I’ll write details of my String class in another post. To be fair, I just want to say myDearString is not allocated in heap, because string literals are kept in ROM, String class exploits that by looking at the address of argument, and just keeps a pointer to it.

myOtherString is a sum of two strings (actually two literal strings). The class allocates enough RAM, and combines the chunks, leading “My Dear String makes my life easier”.

Message Queues

In Awin library (a GUI library), many messages are passed to application: Keyboard presses, releases, mouse movements etc. Those are different types with nearly similar sizes. If I didn’t used heap, I should create memory pools for those. Another layer of burden..

Dynamic Data

Again in Awin library, the clipping regions are calculated on the fly.
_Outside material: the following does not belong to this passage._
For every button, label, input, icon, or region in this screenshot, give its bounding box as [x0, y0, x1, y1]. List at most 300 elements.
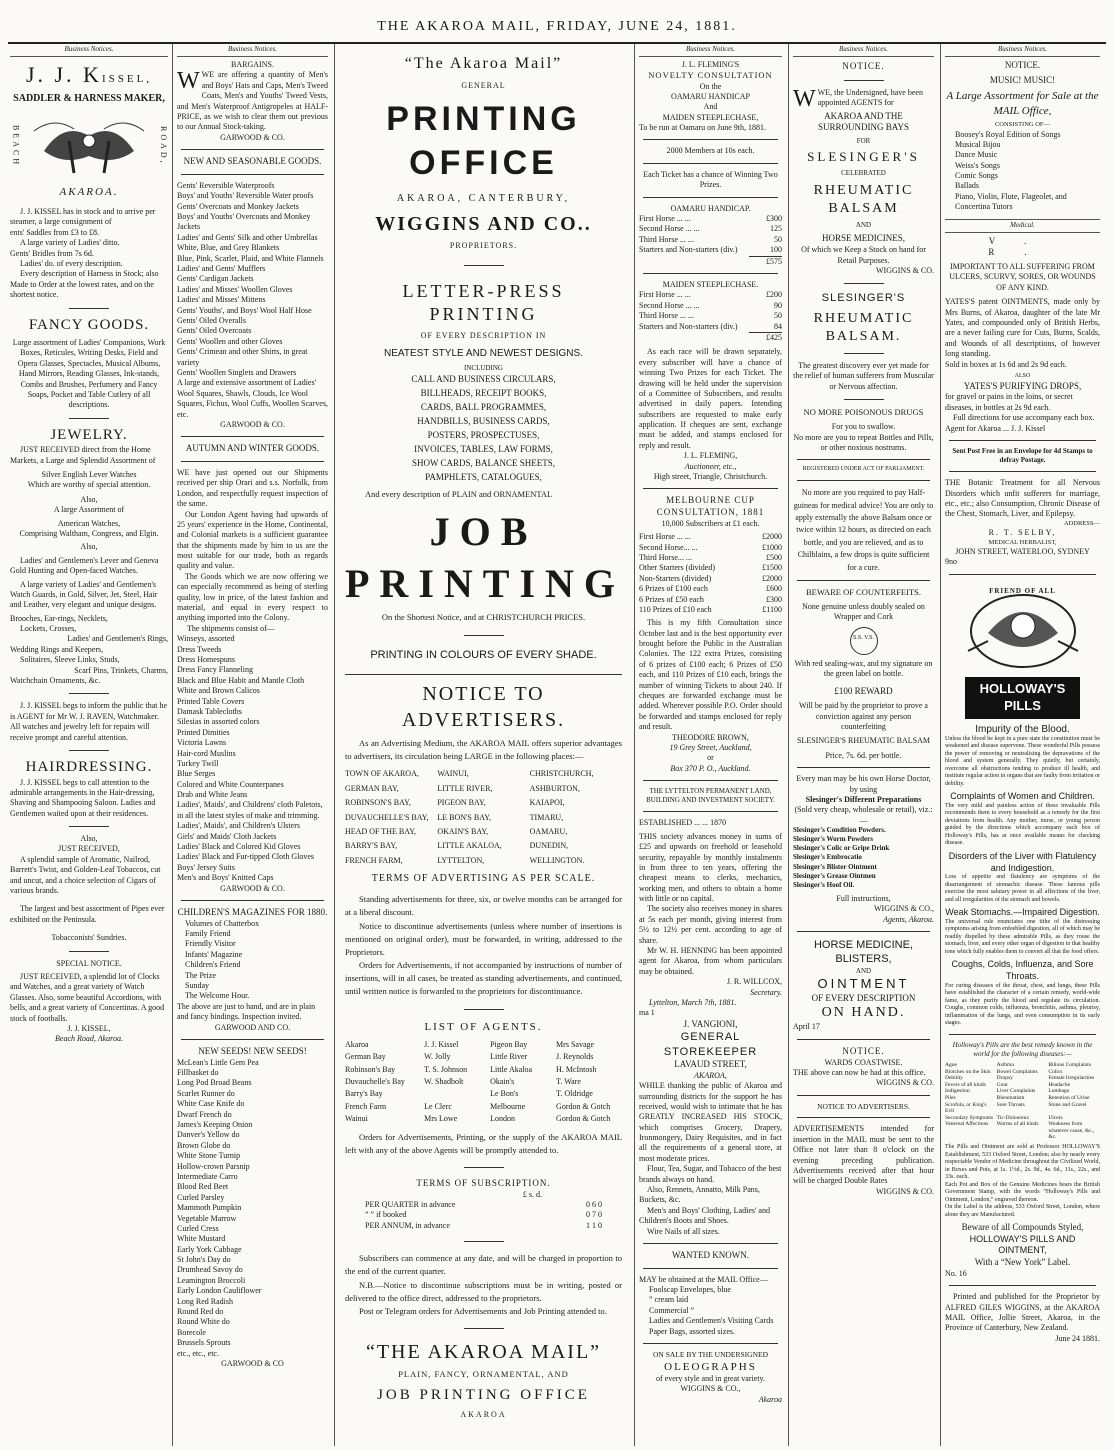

For those haven’t cared what clipping region is: Suppose the following, a button inside window:

ClippingRegion-Bare

Window manager has two options to draw whole window: First draws Window area, which erases Button area, than draws Button area. This causes two problems: Unnecessary drawing the area under the Button, and unnecessary flicker. If you don’t count it as an effect though.

The window manager splits the area into areas that don’t have intersections as following:

ClippingRegion-Split

Than calls draw methods of each class with given regions.. Because the draw methods do not erase what other methods have done, this method save CPU time (read it as speed, less power, longer battery time) and flicker at a certain leve as well.

Suppose the application made another objects, let say, a label visible. Now the clipping region map would be different..

To support dynamic (did I say dynamic) mapping of clipping regions, I would have created another memory pool for clipping subsystem. Which is managing another memory.

Zero Configuration

For years, when I had to use the code other people created for embedded systems, such as Bluetooth LE, FAT, protocol handling libraries, I had to deal with ugly macros to start up. To turn on this feature write this macro, to set buffer size, define this macro, to define how many tasks your application would use set this macro.

Because it creates a lot of errors, Keil made a configuration page for its macros:

KeilConfigurationWizard

I cannot blame that is bad. In the past I used it to configure my builds to turn on and off features. However, it is just a neat way to define macros that’s it..

What if the system configures it self and gives the developer a better interface. For instance to set a serial ports transmit fifo, wouldn’t be more readable if we write:

serialPort.setTxFifoSize(1024);

Or to create a new thread:

Thread thread;
thread.start(myThreadFunction);

It creates a thread with default size of stack. You may set the stack size as well:

Thread thread;
thread.setStackSize(512);
thread.start(myThreadFunction);

I know, those last two samples are static allocations that uses dynamic allocation. But neat! Isn’t it?